Clinton turns salesman as he pitches his budget plan to wavering Democrats

July 21, 1993|By Carl M. Cannon | Carl M. Cannon,Washington Bureau

WASHINGTON -- Getting away from such political unpleasantries as his controversial new policy on gays in the military and the sacking of the FBI director, President Clinton turned his attention yesterday to the issue his advisers believe will define the Clinton presidency -- his economic legislation now before the Congress.

"Yes, it is painful. Yes, it is difficult," Mr. Clinton said of his plan that raises taxes on well-off Americans, cuts some spending programs while adding to others and which seeks to achieve $500 billion in deficit reduction over the next five years. "But it is progress. It is change. It will make a difference. And it is focused on the long-run interest of the people of this country."

Mr. Clinton's remarks began what aides characterize as a seven-day sales tour for his program, a campaign that will bring him to Maryland today, saw him on "Larry King Live" last night, and will put him in Chicago at a jobs conference on Monday.

The opening salvo came in the Cannon House Office Building on Capitol Hill where Mr. Clinton made remarks to Democratic members of the House and Senate who sit on a joint committee seeking to iron out differences in the versions of Mr. Clinton's budget passed by the two houses.

"We have come this far," the president implored the Democrats. "This is no time to turn back. We have been bold. This is no time to be timid. We have faced this crisis squarely. This is no time to blink."

Mr. Clinton also pursued a strategy of talking directly to the American people in hopes that they will exert subtle pressure on Congress to support him.

On "Larry King" Live he kept steering the conversation back to the economic plan. By the end of the hour-long show, at least some in his audience were in agreement with the president that this is more important than other issues they've been hearing about.

One caller asked the president what he would like his legacy to be, and he replied, "I'd like to get this economy moving again, get the deficit down, and start creating jobs to see working Americans' incomes go up."

The president's stated goal in all this is to cut through what he called the "fog" generated by Republican opponents in Congress. And though he said yesterday that he hoped "conscientious" Republicans would end up voting for the economic package, when it comes out of the conference committee, the White House offensive is clearly aimed at influencing congressional Democrats, either directly or by appealing to their constituents.

Because no Republicans supported Mr. Clinton's plan on the first go-around in Congress, none was invited to Mr. Clinton's speech yesterday. He also plans to meet with the Democratic members of the Congressional Black Caucus, the Hispanic Caucus and the Women's Caucus, press secretary Dee Dee Myers said. She also said the president will address a caucus of conservative Democrats as well as the freshmen Democrats.

In his speech to the Democratic conferees yesterday, Mr. Clinton was clearly attempting to recapture the spirit of Feb. 17, when he electrified the nation and Democrats in Congress by articulating the need for change in federal taxing and spending priorities.

The audience for yesterday's speech was vastly smaller, but Mr.
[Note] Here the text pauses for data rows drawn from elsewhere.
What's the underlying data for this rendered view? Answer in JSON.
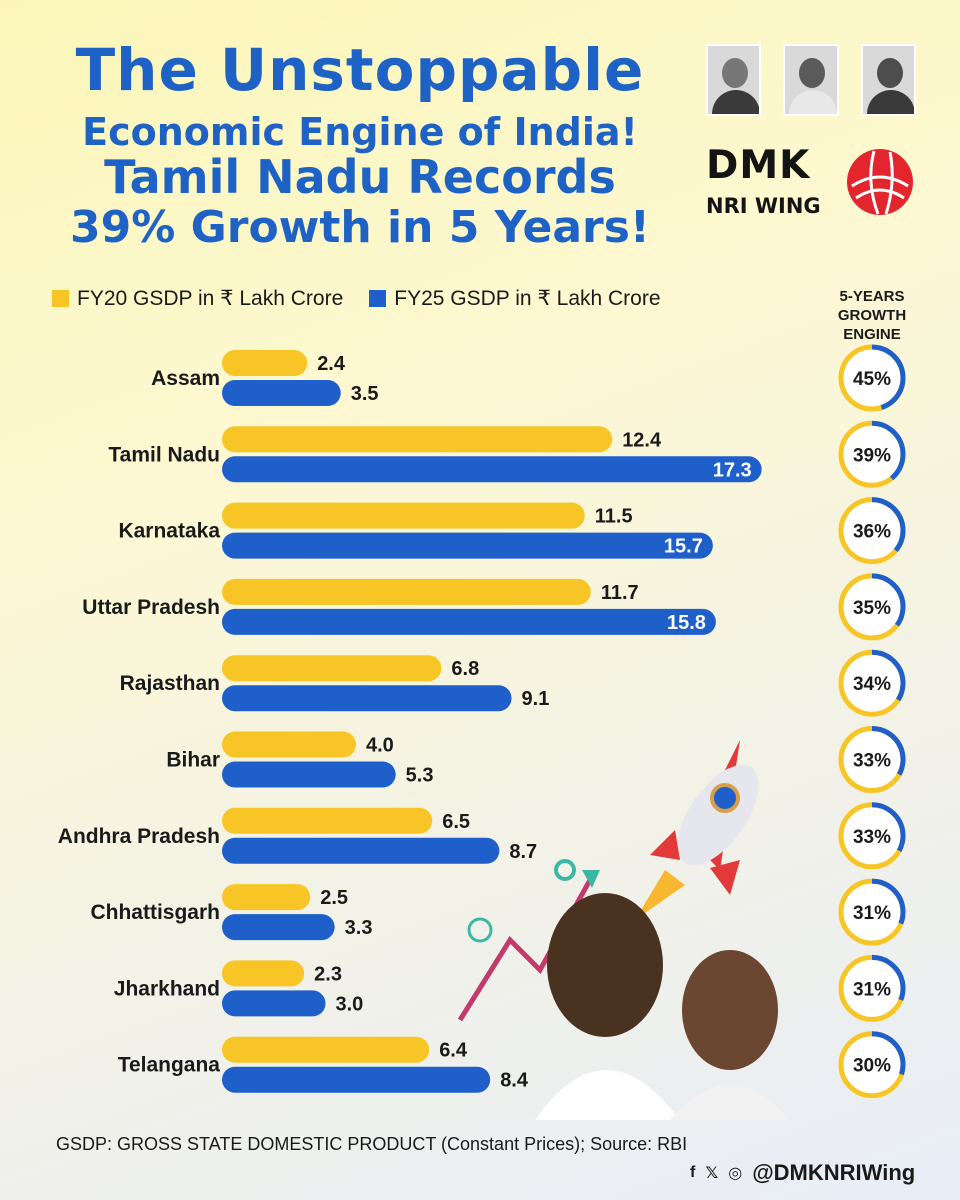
{
  "header": {
    "line1": "The Unstoppable",
    "line2": "Economic Engine of India!",
    "line3": "Tamil Nadu Records",
    "line4": "39% Growth in 5 Years!"
  },
  "brand": {
    "name": "DMK",
    "wing": "NRI WING",
    "logo_color": "#e3262d"
  },
  "growth_header": [
    "5-YEARS",
    "GROWTH",
    "ENGINE"
  ],
  "colors": {
    "fy20": "#f7c626",
    "fy25": "#1f5fca",
    "ring_track": "#f7c626",
    "ring_fill": "#1f5fca",
    "title": "#1d62c4"
  },
  "chart_data": {
    "type": "bar",
    "orientation": "horizontal",
    "categories": [
      "Assam",
      "Tamil Nadu",
      "Karnataka",
      "Uttar Pradesh",
      "Rajasthan",
      "Bihar",
      "Andhra Pradesh",
      "Chhattisgarh",
      "Jharkhand",
      "Telangana"
    ],
    "series": [
      {
        "name": "FY20 GSDP in ₹ Lakh Crore",
        "values": [
          2.4,
          12.4,
          11.5,
          11.7,
          6.8,
          4.0,
          6.5,
          2.5,
          2.3,
          6.4
        ],
        "labels": [
          "2.4",
          "12.4",
          "11.5",
          "11.7",
          "6.8",
          "4.0",
          "6.5",
          "2.5",
          "2.3",
          "6.4"
        ]
      },
      {
        "name": "FY25 GSDP in ₹ Lakh Crore",
        "values": [
          3.5,
          17.3,
          15.7,
          15.8,
          9.1,
          5.3,
          8.7,
          3.3,
          3.0,
          8.4
        ],
        "labels": [
          "3.5",
          "17.3",
          "15.7",
          "15.8",
          "9.1",
          "5.3",
          "8.7",
          "3.3",
          "3.0",
          "8.4"
        ]
      }
    ],
    "growth": [
      45,
      39,
      36,
      35,
      34,
      33,
      33,
      31,
      31,
      30
    ],
    "growth_labels": [
      "45%",
      "39%",
      "36%",
      "35%",
      "34%",
      "33%",
      "33%",
      "31%",
      "31%",
      "30%"
    ],
    "legend_position": "top-left",
    "grid": false
  },
  "footnote": "GSDP: GROSS STATE DOMESTIC PRODUCT (Constant Prices); Source: RBI",
  "social": {
    "handle": "@DMKNRIWing",
    "icons": [
      "facebook-icon",
      "x-icon",
      "instagram-icon"
    ],
    "icon_glyphs": [
      "f",
      "𝕏",
      "◎"
    ]
  }
}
Clinton seemed to find his voice again after months of struggling with vexing side issues ranging from the firing of the White House travel office to the struggle to soften the ban on gays in the military.

"For a very long time, there has been a kind of political paralysis in this country where we always knew what we had to do, but we could never quite bring ourselves to do it," the president told his often fractious fellow Democrats. "Now, because of your help and your leadership and the raw courage many of you have demonstrated, we have brought our country to the verge of fundamental economic change. The new direction that I discussed with you in February at the State of the Union address is at hand."
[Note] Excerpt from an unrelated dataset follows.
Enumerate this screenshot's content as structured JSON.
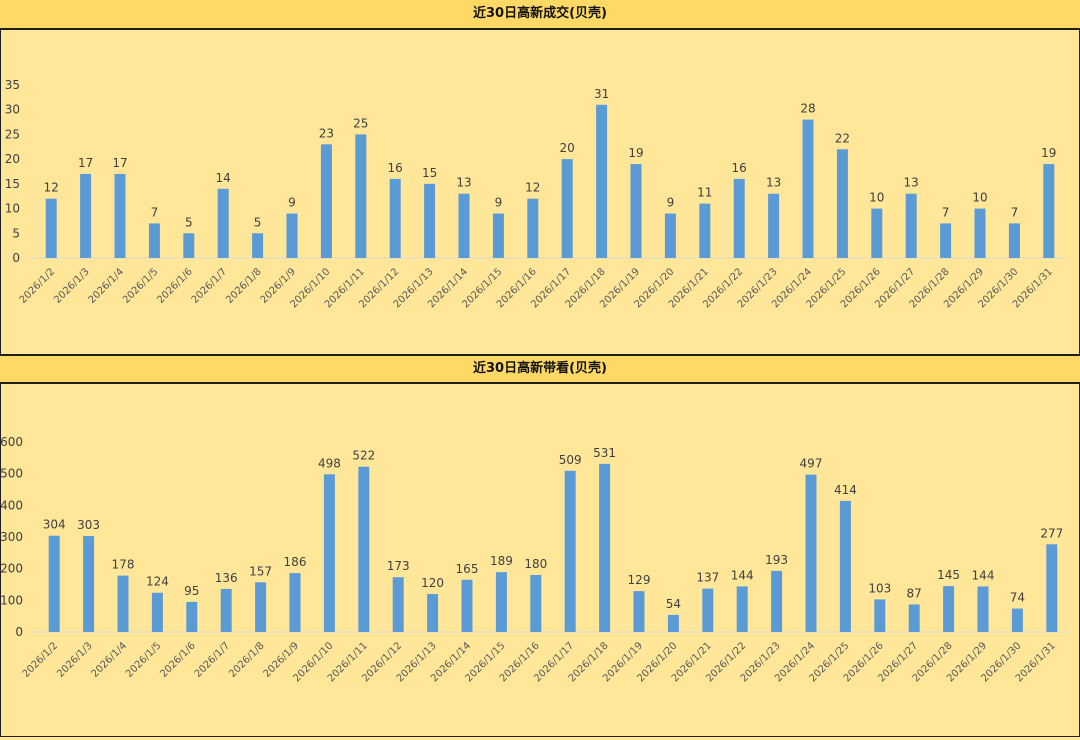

In a revamped version of that sales pitch, the president yesterday outlined four themes about his budget that he intends to hammer away on during the coming days:

* It reduces the projected amount of federal deficit spending. "This deficit is a bone in the throat of America," the president said.
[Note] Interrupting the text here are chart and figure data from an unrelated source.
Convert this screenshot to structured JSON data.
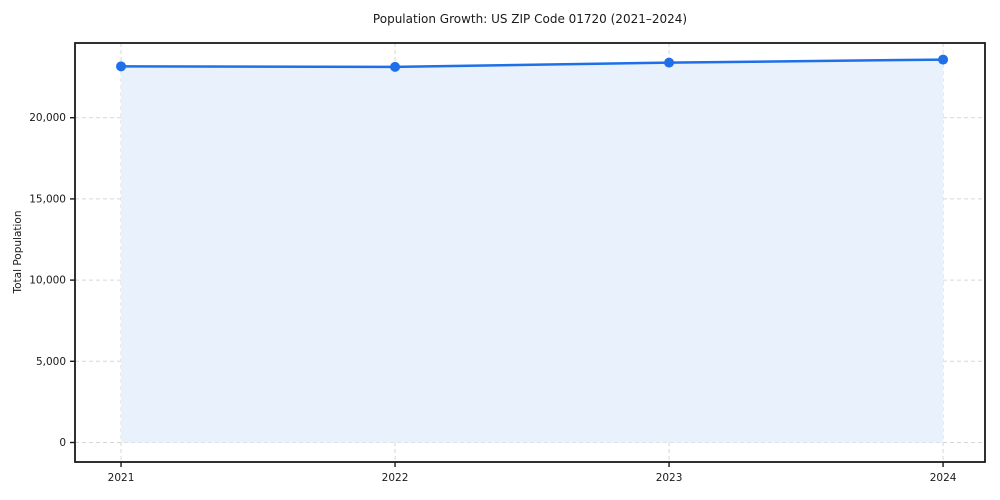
{
  "chart_data": {
    "type": "area",
    "title": "Population Growth: US ZIP Code 01720 (2021–2024)",
    "xlabel": "",
    "ylabel": "Total Population",
    "x": [
      2021,
      2022,
      2023,
      2024
    ],
    "series": [
      {
        "name": "Total Population",
        "values": [
          23160,
          23130,
          23390,
          23580
        ]
      }
    ],
    "xticks": [
      {
        "value": 2021,
        "label": "2021"
      },
      {
        "value": 2022,
        "label": "2022"
      },
      {
        "value": 2023,
        "label": "2023"
      },
      {
        "value": 2024,
        "label": "2024"
      }
    ],
    "yticks": [
      {
        "value": 0,
        "label": "0"
      },
      {
        "value": 5000,
        "label": "5,000"
      },
      {
        "value": 10000,
        "label": "10,000"
      },
      {
        "value": 15000,
        "label": "15,000"
      },
      {
        "value": 20000,
        "label": "20,000"
      }
    ],
    "xlim": [
      2020.832,
      2024.153
    ],
    "ylim": [
      -1200,
      24600
    ],
    "grid": true,
    "grid_style": "dashed",
    "legend": false,
    "colors": {
      "line": "#1f6fe8",
      "marker": "#1f6fe8",
      "fill": "#e8f1fc",
      "grid": "#d7d7d7",
      "axis": "#1a1a1a",
      "text": "#1a1a1a",
      "background": "#ffffff"
    }
  }
}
* It hits hardest at those in the upper-income brackets. "We ought to return to the fundamental notion of fairness. Those who have the most should pay the most," he said.

* It leaves the middle class largely unscathed by tax increases. The president estimated them at only $50 a year, apparently signaling a significant White House retreat on energy taxes, but also providing Mr. Clinton with an irresistible one-liner:

"You cannot make me believe . . . that the average middle-class family with an income above $30,000 a year and below the income tax increase threshold wouldn't pay a buck a week to get this deficit down."

* It offers incentive for poor people to work -- and for business to invest in poor neighborhoods. "We cannot ignore the fundamental economic reality that a lot of Americans are still left out and left behind in this weak economy," he said. "We have got to have incentives in the final bill to spur growth, to create jobs."